Farrell holds the entire movie together, as there’s long stretches of him staggering around and looking desperate. He portrays the twitchiness of an addict very excellently, and when someone tells him that he’s a gambling addict he becomes defensive. The film opens with his Lord Doyle act and Farrell has such a deliberately awful English accent, it’s an easy way to spot this guy as a fraud. There is a fun bit when he fast talks the hotel about getting money from his accounts in England, which they don’t believe.
When the private investigator first finds him, she tries to awkwardly take a photo of him in an elevator. She badly lies and runs away until he catches up and takes her phone. He then promises to gamble and pay her off, until she walks away disgusted. Since she needs proof that he’s alive, the next time she just walks up to him with a digital camera and takes a picture. The scene when she tells him that he stole cash from a woman who trusted him with her investments shows how much of a scumbag he is. Another fun character is Grandma as she mercilessly smack talks him the whole time, as she is old and she doesn’t care what anyone says.

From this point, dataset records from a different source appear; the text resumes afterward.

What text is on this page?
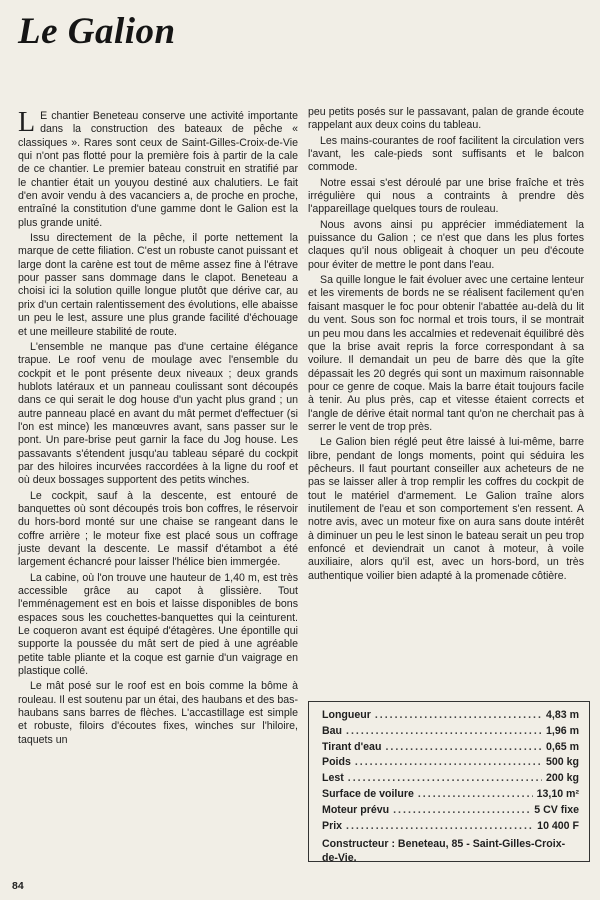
Le Galion

L E chantier Beneteau conserve une activité importante dans la construction des bateaux de pêche « classiques ». Rares sont ceux de Saint-Gilles-Croix-de-Vie qui n'ont pas flotté pour la première fois à partir de la cale de ce chantier. Le premier bateau construit en stratifié par le chantier était un youyou destiné aux chalutiers. Le fait d'en avoir vendu à des vacanciers a, de proche en proche, entraîné la constitution d'une gamme dont le Galion est la plus grande unité.

Issu directement de la pêche, il porte nettement la marque de cette filiation. C'est un robuste canot puissant et large dont la carène est tout de même assez fine à l'étrave pour passer sans dommage dans le clapot. Beneteau a choisi ici la solution quille longue plutôt que dérive car, au prix d'un certain ralentissement des évolutions, elle abaisse un peu le lest, assure une plus grande facilité d'échouage et une meilleure stabilité de route.

L'ensemble ne manque pas d'une certaine élégance trapue. Le roof venu de moulage avec l'ensemble du cockpit et le pont présente deux niveaux ; deux grands hublots latéraux et un panneau coulissant sont découpés dans ce qui serait le dog house d'un yacht plus grand ; un autre panneau placé en avant du mât permet d'effectuer (si l'on est mince) les manœuvres avant, sans passer sur le pont. Un pare-brise peut garnir la face du Jog house. Les passavants s'étendent jusqu'au tableau séparé du cockpit par des hiloires incurvées raccordées à la ligne du roof et où deux bossages supportent des petits winches.

Le cockpit, sauf à la descente, est entouré de banquettes où sont découpés trois bon coffres, le réservoir du hors-bord monté sur une chaise se rangeant dans le coffre arrière ; le moteur fixe est placé sous un coffrage juste devant la descente. Le massif d'étambot a été largement échancré pour laisser l'hélice bien immergée.

La cabine, où l'on trouve une hauteur de 1,40 m, est très accessible grâce au capot à glissière. Tout l'emménagement est en bois et laisse disponibles de bons espaces sous les couchettes-banquettes qui la ceinturent. Le coqueron avant est équipé d'étagères. Une épontille qui supporte la poussée du mât sert de pied à une agréable petite table pliante et la coque est garnie d'un vaigrage en plastique collé.

Le mât posé sur le roof est en bois comme la bôme à rouleau. Il est soutenu par un étai, des haubans et des bas-haubans sans barres de flèches. L'accastillage est simple et robuste, filoirs d'écoutes fixes, winches sur l'hiloire, taquets un

peu petits posés sur le passavant, palan de grande écoute rappelant aux deux coins du tableau.

Les mains-courantes de roof facilitent la circulation vers l'avant, les cale-pieds sont suffisants et le balcon commode.

Notre essai s'est déroulé par une brise fraîche et très irrégulière qui nous a contraints à prendre dès l'appareillage quelques tours de rouleau.

Nous avons ainsi pu apprécier immédiatement la puissance du Galion ; ce n'est que dans les plus fortes claques qu'il nous obligeait à choquer un peu d'écoute pour éviter de mettre le pont dans l'eau.

Sa quille longue le fait évoluer avec une certaine lenteur et les virements de bords ne se réalisent facilement qu'en faisant masquer le foc pour obtenir l'abattée au-delà du lit du vent. Sous son foc normal et trois tours, il se montrait un peu mou dans les accalmies et redevenait équilibré dès que la brise avait repris la force correspondant à sa voilure. Il demandait un peu de barre dès que la gîte dépassait les 20 degrés qui sont un maximum raisonnable pour ce genre de coque. Mais la barre était toujours facile à tenir. Au plus près, cap et vitesse étaient corrects et l'angle de dérive était normal tant qu'on ne cherchait pas à serrer le vent de trop près.

Le Galion bien réglé peut être laissé à lui-même, barre libre, pendant de longs moments, point qui séduira les pêcheurs. Il faut pourtant conseiller aux acheteurs de ne pas se laisser aller à trop remplir les coffres du cockpit de tout le matériel d'armement. Le Galion traîne alors inutilement de l'eau et son comportement s'en ressent. A notre avis, avec un moteur fixe on aura sans doute intérêt à diminuer un peu le lest sinon le bateau serait un peu trop enfoncé et deviendrait un canot à moteur, à voile auxiliaire, alors qu'il est, avec un hors-bord, un très authentique voilier bien adapté à la promenade côtière.

Longueur .....	4,83 m
Bau .....	1,96 m
Tirant d'eau .....	0,65 m
Poids .....	500 kg
Lest .....	200 kg
Surface de voilure .....	13,10 m²
Moteur prévu .....	5 CV fixe
Prix .....	10 400 F
Constructeur : Beneteau, 85 - Saint-Gilles-Croix-de-Vie.
84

He starts to grow a conscience when he spends time with Dao Ming, and Chen is effective at the emotional bits where she tells him about how she let down her mother with her gambling and stealing. But the twists with her in the finale manages to be both dramatically unsatisfying and also confusing. There’s a bunch of nicely composed shots of Riley in the end where it seems like he might finally be free of his gambling addiction, but it seems like sort of tacked on to give it a sorta happy ending. Ballad of a Small Player gets some points for being weird, and Farrell is reliably great, and while this film may not come together in a satisfying manner, it manages to be unique.